I went to yoga today. Socially distanced yoga is where it’s at. Breath as deeply as you can, contort yourself to your heart’s content without knocking elbows or toes with those around you. One person was wearing a mask. I cannot imagine a worse way to practice yoga. Another young woman wasn’t. Instead her head was bare. Lashes and eyebrows were missing. You can only assume she’s full of cancer killing chemicals that have wiped her hair from its follicles. She may have been the most vulnerable in that room and we all feel a duty of care.

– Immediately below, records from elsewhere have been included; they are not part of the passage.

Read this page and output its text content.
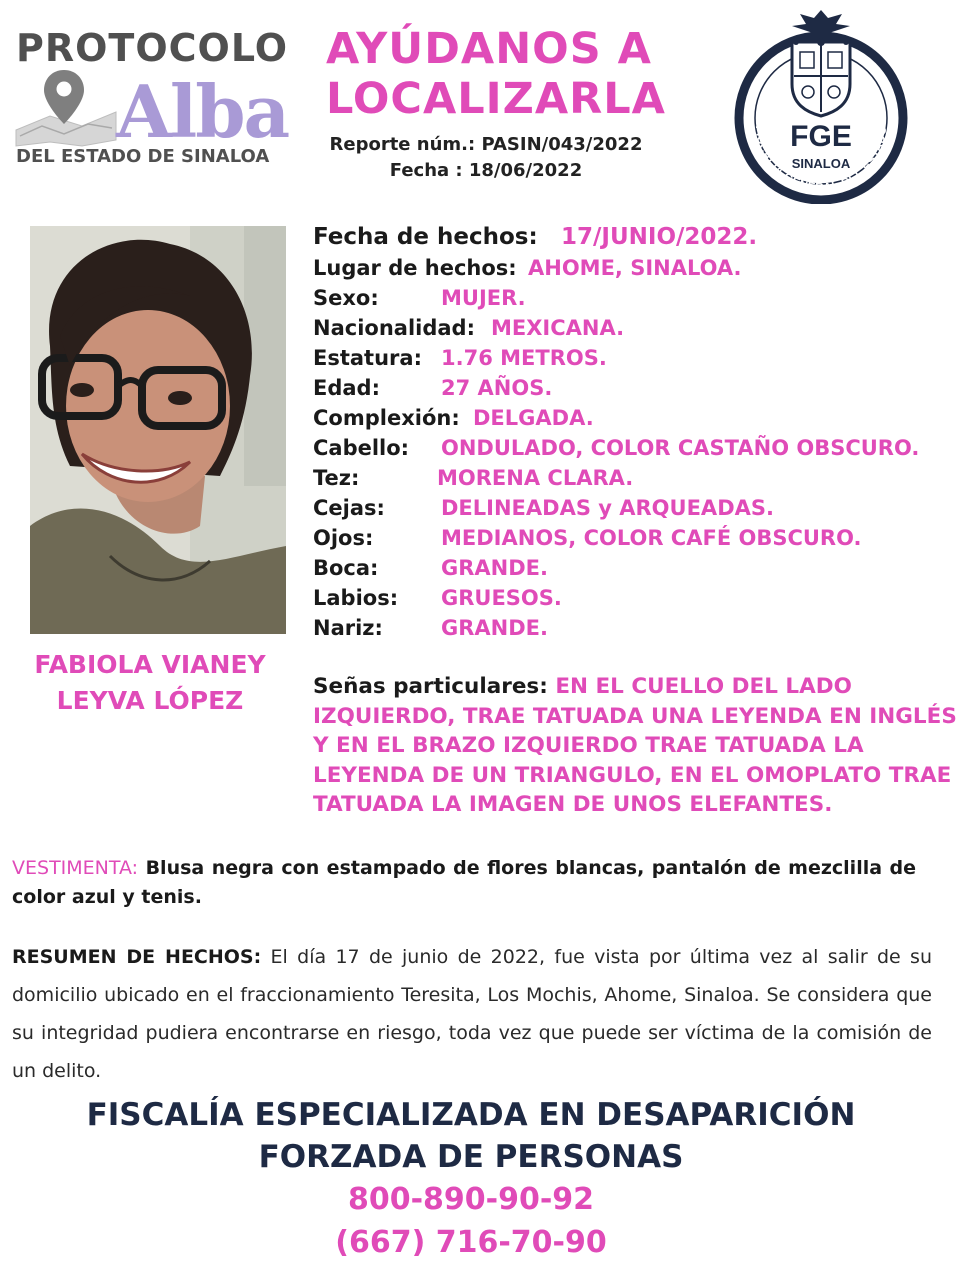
PROTOCOLO
Alba
DEL ESTADO DE SINALOA
AYÚDANOS A
LOCALIZARLA
Reporte núm.: PASIN/043/2022
Fecha : 18/06/2022
FGE
SINALOA
FISCALÍA GENERAL DEL ESTADO
FABIOLA VIANEY
LEYVA LÓPEZ
Fecha de hechos: 17/JUNIO/2022.
Lugar de hechos: AHOME, SINALOA.
Sexo:	MUJER.
Nacionalidad: MEXICANA.
Estatura: 1.76 METROS.
Edad:	27 AÑOS.
Complexión: DELGADA.
Cabello: ONDULADO, COLOR CASTAÑO OBSCURO.
Tez:	MORENA CLARA.
Cejas:	DELINEADAS y ARQUEADAS.
Ojos:	MEDIANOS, COLOR CAFÉ OBSCURO.
Boca:	GRANDE.
Labios: GRUESOS.
Nariz:	GRANDE.
Señas particulares: EN EL CUELLO DEL LADO IZQUIERDO, TRAE TATUADA UNA LEYENDA EN INGLÉS Y EN EL BRAZO IZQUIERDO TRAE TATUADA LA LEYENDA DE UN TRIANGULO, EN EL OMOPLATO TRAE TATUADA LA IMAGEN DE UNOS ELEFANTES.
VESTIMENTA: Blusa negra con estampado de flores blancas, pantalón de mezclilla de color azul y tenis.
RESUMEN DE HECHOS: El día 17 de junio de 2022, fue vista por última vez al salir de su domicilio ubicado en el fraccionamiento Teresita, Los Mochis, Ahome, Sinaloa. Se considera que su integridad pudiera encontrarse en riesgo, toda vez que puede ser víctima de la comisión de un delito.
FISCALÍA ESPECIALIZADA EN DESAPARICIÓN
FORZADA DE PERSONAS
800-890-90-92
(667) 716-70-90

We look to history for answers. The Spanish flu may have killed 1/3 of the global population in the post war glory days of 1918. We know for certain that the SS Talune left Auckland with the virus on board, infecting the Pacific and taking 22% of Samoa’s population in its deadly spread. This latest outbreak is particularly troubling for Pacifica people. Troubling too for people in overcrowded, poorly insulated houses with little money to put food on the table. This virus has shone a spotlight on things that already needed fixing.

So my hope, as Aucklanders flee this weekend to support the domestic economy, is that they stay safe, stay sensible, and ditch complacency, no matter how freshly groomed and abundant they find the snow. I hope that (figuratively at least) we wrap our arms around those who’re scared. Those who’re sick. And those on the front line caring for us all.